Thousands of delegates at the National People’s Congress (NPC) in Beijing voted on Xi’s reappointment as president and head of the military for another five years, according to Nikkei Asia. Yet, in China’s rubber-stamp parliament, the process was a formality after Xi, 69, was approved as the ruling Communist Party’s chairman during a twice-decade conference in October.
All 2,952 NPC delegates cast a ballot approving a new mandate for Xi. Previously, the NPC had ditched term limits, clearing the way for Xi to potentially rule for life.
Delegates also voted to install Vice Premier Han Zheng as China’s vice president, a largely ceremonial position.
A sweeping set of reforms, including setting up a new financial sector watchdog and national data agency, was approved in a move that may herald tighter restrictions on key sectors of the world’s Number 2 economy, according to Nikkei Asia.
Mary Gallagher, a political science professor at the University of Michigan, as quoted by Nikkei Asia, said: “Xi Jinping is doing two things at the same time. He is centralizing power to the centre while also strengthening the CCP [Chinese Communist Party] at the expense of the state. Doing these two things at once is unprecedented in the reform era.”
Gallagher noted that the reforms could make it more difficult for local governments to rule themselves, as they battle with huge virus-control expenditures accumulated under Xi’s famous zero-COVID policy and declining revenue from a slowing property market.
“Effective local governance will be more difficult under these conditions though local governments will be more compliant with the center,” Gallagher told Nikkei Asia.
Xi’s appointment comes as a new premier and cabinet are expected to be named over the weekend before the NPC concludes on Monday.
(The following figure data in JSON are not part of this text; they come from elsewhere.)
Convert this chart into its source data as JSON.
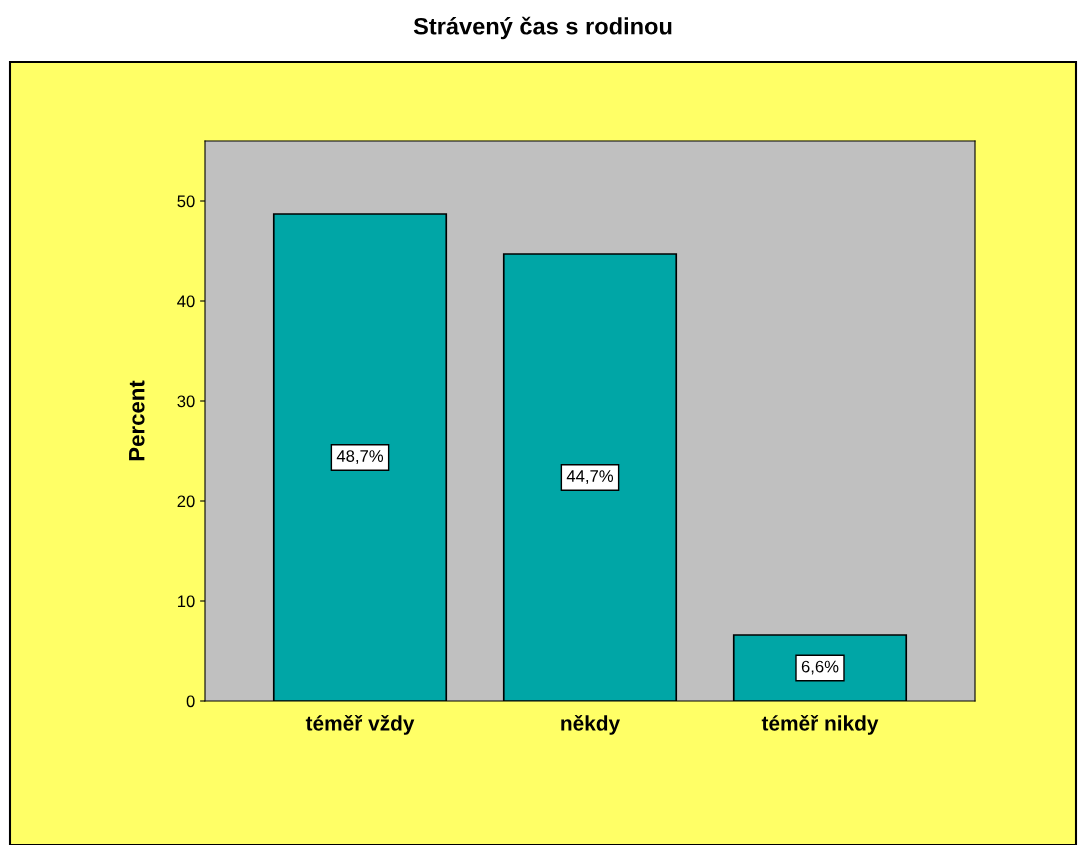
{
  "chart_data": {
    "type": "bar",
    "title": "Strávený čas s rodinou",
    "ylabel": "Percent",
    "categories": [
      "téměř vždy",
      "někdy",
      "téměř nikdy"
    ],
    "values": [
      48.7,
      44.7,
      6.6
    ],
    "value_labels": [
      "48,7%",
      "44,7%",
      "6,6%"
    ],
    "color": "#00a6a6",
    "ylim": [
      0,
      56
    ],
    "yticks": [
      0,
      10,
      20,
      30,
      40,
      50
    ],
    "grid": false,
    "legend": false
  }
}
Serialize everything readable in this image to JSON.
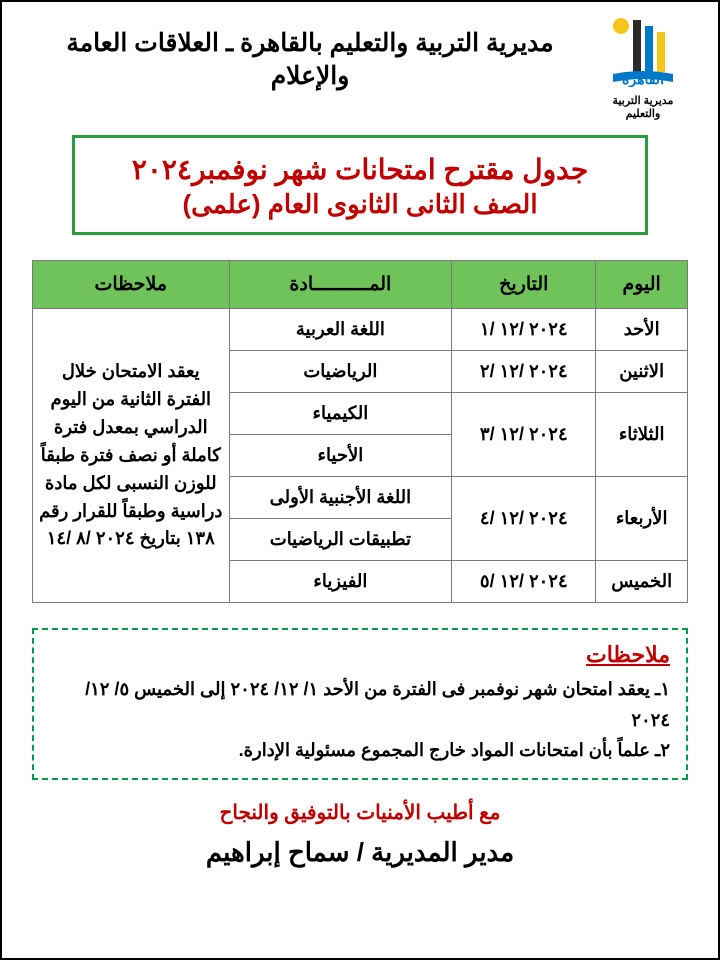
{
  "header": {
    "title": "مديرية التربية والتعليم بالقاهرة ـ العلاقات العامة والإعلام",
    "logo_caption": "مديرية التربية والتعليم"
  },
  "titleBox": {
    "line1": "جدول مقترح امتحانات شهر نوفمبر٢٠٢٤",
    "line2": "الصف الثانى الثانوى العام (علمى)"
  },
  "table": {
    "headers": {
      "day": "اليوم",
      "date": "التاريخ",
      "subject": "المــــــــــادة",
      "notes": "ملاحظات"
    },
    "rows": [
      {
        "day": "الأحد",
        "date": "٢٠٢٤ /١٢ /١",
        "subjects": [
          "اللغة العربية"
        ]
      },
      {
        "day": "الاثنين",
        "date": "٢٠٢٤ /١٢ /٢",
        "subjects": [
          "الرياضيات"
        ]
      },
      {
        "day": "الثلاثاء",
        "date": "٢٠٢٤ /١٢ /٣",
        "subjects": [
          "الكيمياء",
          "الأحياء"
        ]
      },
      {
        "day": "الأربعاء",
        "date": "٢٠٢٤ /١٢ /٤",
        "subjects": [
          "اللغة الأجنبية الأولى",
          "تطبيقات الرياضيات"
        ]
      },
      {
        "day": "الخميس",
        "date": "٢٠٢٤ /١٢ /٥",
        "subjects": [
          "الفيزياء"
        ]
      }
    ],
    "notes_merged": "يعقد الامتحان خلال الفترة الثانية من اليوم الدراسي بمعدل فترة كاملة أو نصف فترة طبقاً للوزن النسبى لكل مادة دراسية وطبقاً للقرار رقم ١٣٨ بتاريخ ٢٠٢٤ /٨ /١٤"
  },
  "notesBox": {
    "heading": "ملاحظات",
    "items": [
      "١ـ يعقد امتحان شهر نوفمبر فى الفترة من الأحد ١/ ١٢/ ٢٠٢٤ إلى الخميس ٥/ ١٢/ ٢٠٢٤",
      "٢ـ علماً بأن امتحانات المواد خارج المجموع مسئولية الإدارة."
    ]
  },
  "wish": "مع أطيب الأمنيات بالتوفيق والنجاح",
  "signature": "مدير المديرية / سماح إبراهيم",
  "colors": {
    "accent_green": "#2a9d3f",
    "header_bg": "#70c25a",
    "red": "#c00000",
    "dash_green": "#009a49",
    "border_gray": "#7a7a7a"
  }
}
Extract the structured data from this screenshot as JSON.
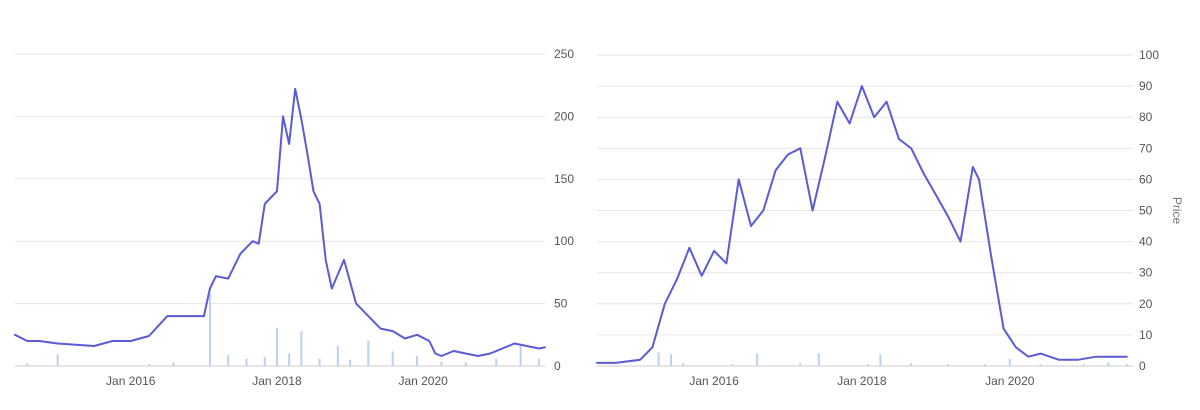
{
  "chart_data": [
    {
      "type": "line",
      "ylabel": "Price",
      "ylim": [
        0,
        250
      ],
      "yticks": [
        0,
        50,
        100,
        150,
        200,
        250
      ],
      "xlim": [
        "2014-06",
        "2021-09"
      ],
      "xticks": [
        {
          "date": "2016-01",
          "label": "Jan 2016"
        },
        {
          "date": "2018-01",
          "label": "Jan 2018"
        },
        {
          "date": "2020-01",
          "label": "Jan 2020"
        }
      ],
      "grid": true,
      "colors": {
        "line": "#5b5bd6",
        "volume": "#bcd0f0"
      },
      "series": [
        {
          "kind": "price",
          "x": [
            "2014-06",
            "2014-08",
            "2014-10",
            "2015-01",
            "2015-04",
            "2015-07",
            "2015-10",
            "2016-01",
            "2016-04",
            "2016-07",
            "2016-10",
            "2017-01",
            "2017-02",
            "2017-03",
            "2017-05",
            "2017-07",
            "2017-09",
            "2017-10",
            "2017-11",
            "2017-12",
            "2018-01",
            "2018-02",
            "2018-03",
            "2018-04",
            "2018-05",
            "2018-06",
            "2018-07",
            "2018-08",
            "2018-09",
            "2018-10",
            "2018-12",
            "2019-02",
            "2019-04",
            "2019-06",
            "2019-08",
            "2019-10",
            "2019-12",
            "2020-02",
            "2020-03",
            "2020-04",
            "2020-06",
            "2020-08",
            "2020-10",
            "2020-12",
            "2021-02",
            "2021-04",
            "2021-06",
            "2021-08",
            "2021-09"
          ],
          "y": [
            25,
            20,
            20,
            18,
            17,
            16,
            20,
            20,
            24,
            40,
            40,
            40,
            62,
            72,
            70,
            90,
            100,
            98,
            130,
            135,
            140,
            200,
            178,
            222,
            198,
            170,
            140,
            130,
            85,
            62,
            85,
            50,
            40,
            30,
            28,
            22,
            25,
            20,
            10,
            8,
            12,
            10,
            8,
            10,
            14,
            18,
            16,
            14,
            15
          ]
        },
        {
          "kind": "volume",
          "x": [
            "2014-08",
            "2015-01",
            "2016-04",
            "2016-08",
            "2017-02",
            "2017-05",
            "2017-08",
            "2017-11",
            "2018-01",
            "2018-03",
            "2018-05",
            "2018-08",
            "2018-11",
            "2019-01",
            "2019-04",
            "2019-08",
            "2019-12",
            "2020-04",
            "2020-08",
            "2021-01",
            "2021-05",
            "2021-08"
          ],
          "y": [
            3,
            13,
            2,
            4,
            80,
            12,
            8,
            10,
            42,
            14,
            38,
            8,
            22,
            7,
            28,
            16,
            11,
            5,
            4,
            8,
            22,
            8
          ]
        }
      ]
    },
    {
      "type": "line",
      "ylabel": "Price",
      "ylim": [
        0,
        100
      ],
      "yticks": [
        0,
        10,
        20,
        30,
        40,
        50,
        60,
        70,
        80,
        90,
        100
      ],
      "xlim": [
        "2014-06",
        "2021-09"
      ],
      "xticks": [
        {
          "date": "2016-01",
          "label": "Jan 2016"
        },
        {
          "date": "2018-01",
          "label": "Jan 2018"
        },
        {
          "date": "2020-01",
          "label": "Jan 2020"
        }
      ],
      "grid": true,
      "colors": {
        "line": "#5b5bd6",
        "volume": "#bcd0f0"
      },
      "series": [
        {
          "kind": "price",
          "x": [
            "2014-06",
            "2014-09",
            "2015-01",
            "2015-03",
            "2015-05",
            "2015-07",
            "2015-09",
            "2015-11",
            "2016-01",
            "2016-03",
            "2016-05",
            "2016-07",
            "2016-09",
            "2016-11",
            "2017-01",
            "2017-03",
            "2017-05",
            "2017-07",
            "2017-09",
            "2017-11",
            "2018-01",
            "2018-03",
            "2018-05",
            "2018-07",
            "2018-09",
            "2018-11",
            "2019-01",
            "2019-03",
            "2019-05",
            "2019-07",
            "2019-08",
            "2019-10",
            "2019-12",
            "2020-02",
            "2020-04",
            "2020-06",
            "2020-09",
            "2020-12",
            "2021-03",
            "2021-06",
            "2021-08"
          ],
          "y": [
            1,
            1,
            2,
            6,
            20,
            28,
            38,
            29,
            37,
            33,
            60,
            45,
            50,
            63,
            68,
            70,
            50,
            67,
            85,
            78,
            90,
            80,
            85,
            73,
            70,
            62,
            55,
            48,
            40,
            64,
            60,
            35,
            12,
            6,
            3,
            4,
            2,
            2,
            3,
            3,
            3
          ]
        },
        {
          "kind": "volume",
          "x": [
            "2014-09",
            "2015-04",
            "2015-06",
            "2015-08",
            "2016-04",
            "2016-08",
            "2017-03",
            "2017-06",
            "2018-02",
            "2018-04",
            "2018-09",
            "2019-03",
            "2019-09",
            "2020-01",
            "2020-06",
            "2021-01",
            "2021-05",
            "2021-08"
          ],
          "y": [
            1,
            15,
            13,
            3,
            2,
            14,
            3,
            14,
            2,
            13,
            3,
            2,
            2,
            8,
            2,
            2,
            4,
            2
          ]
        }
      ]
    }
  ]
}
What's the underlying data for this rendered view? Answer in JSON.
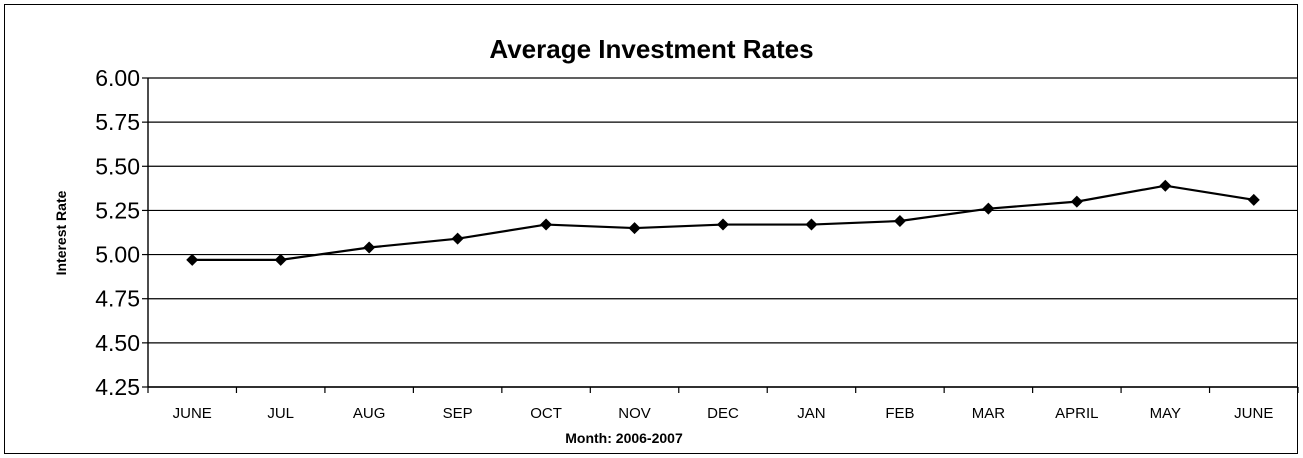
{
  "chart_data": {
    "type": "line",
    "title": "Average Investment Rates",
    "xlabel": "Month: 2006-2007",
    "ylabel": "Interest Rate",
    "categories": [
      "JUNE",
      "JUL",
      "AUG",
      "SEP",
      "OCT",
      "NOV",
      "DEC",
      "JAN",
      "FEB",
      "MAR",
      "APRIL",
      "MAY",
      "JUNE"
    ],
    "series": [
      {
        "values": [
          4.97,
          4.97,
          5.04,
          5.09,
          5.17,
          5.15,
          5.17,
          5.17,
          5.19,
          5.26,
          5.3,
          5.39,
          5.31
        ],
        "color": "#000000",
        "marker": "diamond"
      }
    ],
    "ylim": [
      4.25,
      6.0
    ],
    "yticks": [
      "6.00",
      "5.75",
      "5.50",
      "5.25",
      "5.00",
      "4.75",
      "4.50",
      "4.25"
    ],
    "grid": true,
    "legend": "none"
  }
}
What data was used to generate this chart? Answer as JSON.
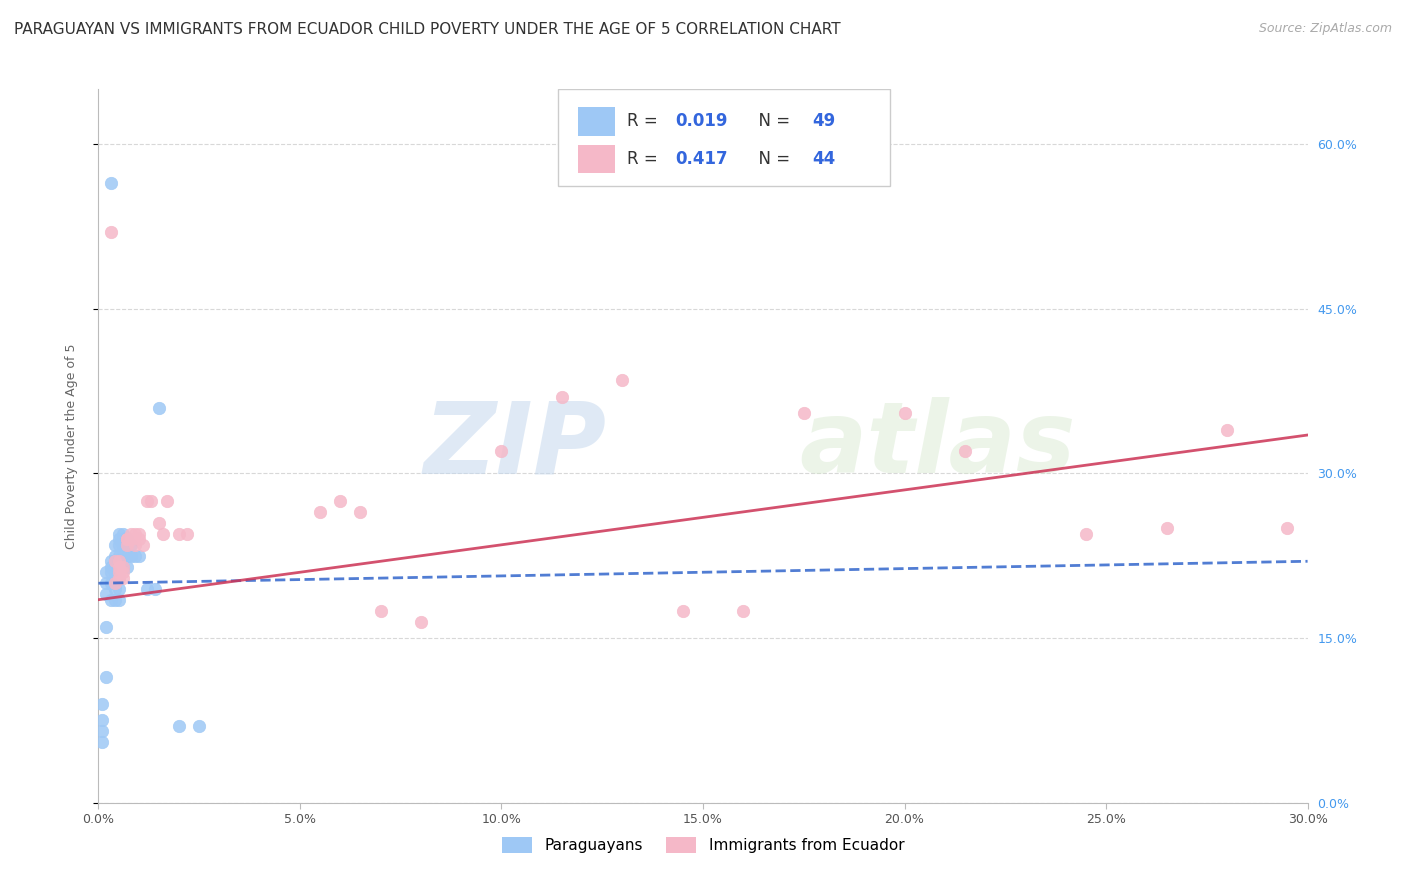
{
  "title": "PARAGUAYAN VS IMMIGRANTS FROM ECUADOR CHILD POVERTY UNDER THE AGE OF 5 CORRELATION CHART",
  "source": "Source: ZipAtlas.com",
  "ylabel": "Child Poverty Under the Age of 5",
  "xlim": [
    0.0,
    0.3
  ],
  "ylim": [
    0.0,
    0.65
  ],
  "background_color": "#ffffff",
  "grid_color": "#d8d8d8",
  "paraguayan_x": [
    0.003,
    0.001,
    0.001,
    0.001,
    0.001,
    0.002,
    0.002,
    0.002,
    0.002,
    0.002,
    0.003,
    0.003,
    0.003,
    0.003,
    0.003,
    0.004,
    0.004,
    0.004,
    0.004,
    0.004,
    0.004,
    0.004,
    0.004,
    0.005,
    0.005,
    0.005,
    0.005,
    0.005,
    0.005,
    0.005,
    0.005,
    0.006,
    0.006,
    0.006,
    0.006,
    0.006,
    0.007,
    0.007,
    0.007,
    0.007,
    0.008,
    0.008,
    0.009,
    0.01,
    0.012,
    0.014,
    0.015,
    0.02,
    0.025
  ],
  "paraguayan_y": [
    0.565,
    0.09,
    0.075,
    0.065,
    0.055,
    0.21,
    0.2,
    0.19,
    0.16,
    0.115,
    0.22,
    0.215,
    0.21,
    0.2,
    0.185,
    0.235,
    0.225,
    0.22,
    0.215,
    0.21,
    0.2,
    0.195,
    0.185,
    0.245,
    0.24,
    0.235,
    0.225,
    0.215,
    0.205,
    0.195,
    0.185,
    0.245,
    0.24,
    0.235,
    0.225,
    0.215,
    0.24,
    0.235,
    0.225,
    0.215,
    0.235,
    0.225,
    0.225,
    0.225,
    0.195,
    0.195,
    0.36,
    0.07,
    0.07
  ],
  "ecuadorian_x": [
    0.003,
    0.004,
    0.004,
    0.005,
    0.005,
    0.005,
    0.005,
    0.006,
    0.006,
    0.006,
    0.007,
    0.007,
    0.007,
    0.008,
    0.008,
    0.009,
    0.009,
    0.01,
    0.01,
    0.011,
    0.012,
    0.013,
    0.015,
    0.016,
    0.017,
    0.02,
    0.022,
    0.055,
    0.06,
    0.065,
    0.07,
    0.08,
    0.1,
    0.115,
    0.13,
    0.145,
    0.16,
    0.175,
    0.2,
    0.215,
    0.245,
    0.265,
    0.28,
    0.295
  ],
  "ecuadorian_y": [
    0.52,
    0.22,
    0.2,
    0.22,
    0.215,
    0.21,
    0.205,
    0.215,
    0.21,
    0.205,
    0.24,
    0.24,
    0.235,
    0.245,
    0.24,
    0.245,
    0.235,
    0.245,
    0.24,
    0.235,
    0.275,
    0.275,
    0.255,
    0.245,
    0.275,
    0.245,
    0.245,
    0.265,
    0.275,
    0.265,
    0.175,
    0.165,
    0.32,
    0.37,
    0.385,
    0.175,
    0.175,
    0.355,
    0.355,
    0.32,
    0.245,
    0.25,
    0.34,
    0.25
  ],
  "paraguayan_color": "#9ec8f5",
  "ecuadorian_color": "#f5b8c8",
  "trendline_paraguayan_color": "#3366cc",
  "trendline_ecuadorian_color": "#cc3355",
  "R_paraguayan": 0.019,
  "N_paraguayan": 49,
  "R_ecuadorian": 0.417,
  "N_ecuadorian": 44,
  "legend_paraguayan": "Paraguayans",
  "legend_ecuadorian": "Immigrants from Ecuador",
  "watermark_zip": "ZIP",
  "watermark_atlas": "atlas",
  "title_fontsize": 11,
  "source_fontsize": 9,
  "axis_label_fontsize": 9,
  "tick_fontsize": 9
}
According to Nikkei Asia, China is gradually becoming a suffocating police state similar to the previous Soviet Union, as President Xi Jinping desired direct control over the security force.
Sources have raised alarm about the likelihood of establishing a new police and state security entity that would report directly to Xi, the “core” of the party’s Central Committee.
These worries arose in the aftermath of a three-day session of the party’s leadership known as the second plenary session of the party’s 20th Central Committee, which concluded on Tuesday.
According to Nikkei Asia’s sources, Xi intends to strengthen organisations related to state security and public security in a fundamentally unconventional manner.